Sesuai Pasal 5 huruf n Undang-Undang No.8 Tahun 1995 tentang Pasar Modal, maka:
1. Direksi Lama PT Kimia Farma (Persero) Tbk. periode 1998 – Juni 2002 diwajibkan membayar
sejumlah Rp 1.000.000.000,- (satu miliar rupiah) untuk disetor ke Kas Negara, karena melakukan
kegiatan praktek penggelembungan atas laporan keuangan per 31 Desember 2001.
2. Sdr. Ludovicus Sensi W, Rekan KAP Hans Tuanakotta dan Mustofa selaku auditor PT Kimia Farma
(Persero) Tbk. diwajibkan membayar sejumlah Rp. 100.000.000,- (seratus juta rupiah) untuk disetor
ke Kas Negara, karena atas risiko audit yang tidak berhasil mendeteksi adanya penggelembungan
laba yang dilakukan oleh PT Kimia Farma (Persero) Tbk. tersebut, meskipun telah melakukan
prosedur audit sesuai dengan Standar Profesional Akuntan Publik (SPAP), dan tidak diketemukan
adanya unsur kesengajaan.
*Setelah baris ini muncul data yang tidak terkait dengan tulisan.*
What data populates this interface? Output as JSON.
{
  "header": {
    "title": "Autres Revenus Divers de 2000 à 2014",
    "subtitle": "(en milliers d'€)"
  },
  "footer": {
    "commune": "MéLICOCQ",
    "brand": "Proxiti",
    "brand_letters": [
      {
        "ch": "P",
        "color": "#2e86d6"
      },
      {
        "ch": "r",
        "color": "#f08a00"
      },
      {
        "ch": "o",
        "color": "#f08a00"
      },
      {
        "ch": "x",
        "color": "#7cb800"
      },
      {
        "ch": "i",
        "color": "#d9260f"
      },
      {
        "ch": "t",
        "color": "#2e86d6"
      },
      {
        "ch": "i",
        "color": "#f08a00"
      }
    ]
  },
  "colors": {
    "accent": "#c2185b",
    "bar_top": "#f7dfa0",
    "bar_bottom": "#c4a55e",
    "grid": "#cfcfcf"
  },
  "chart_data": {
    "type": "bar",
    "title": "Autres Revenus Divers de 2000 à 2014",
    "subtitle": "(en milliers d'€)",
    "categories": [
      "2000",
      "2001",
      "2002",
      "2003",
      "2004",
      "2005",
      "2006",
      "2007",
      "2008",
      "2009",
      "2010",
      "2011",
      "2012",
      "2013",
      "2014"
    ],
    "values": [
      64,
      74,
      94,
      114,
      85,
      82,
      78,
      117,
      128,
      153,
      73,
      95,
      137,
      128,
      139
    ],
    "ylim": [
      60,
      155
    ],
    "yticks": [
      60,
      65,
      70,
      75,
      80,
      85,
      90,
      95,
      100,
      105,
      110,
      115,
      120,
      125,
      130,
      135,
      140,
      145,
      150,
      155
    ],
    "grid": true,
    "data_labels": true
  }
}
Tetapi, KAP HTM tetap diwajibkan membayar denda karena dianggap
telah gagal menerapkan Persyaratan Profesional yang disyaratkan di SPAP SA Seksi 110 –
Tanggung Jawab & Fungsi Auditor Independen, paragraf 04 Persyaratan Profesional, dimana
disebutkan bahwa persyaratan profesional yang dituntut dari auditor independen adalah orang yang
memiliki pendidikan dan pengalaman berpraktik sebagai auditor independen.
Keterkaitan Akuntan Terhadap Skandal PT Kimia Farma Tbk.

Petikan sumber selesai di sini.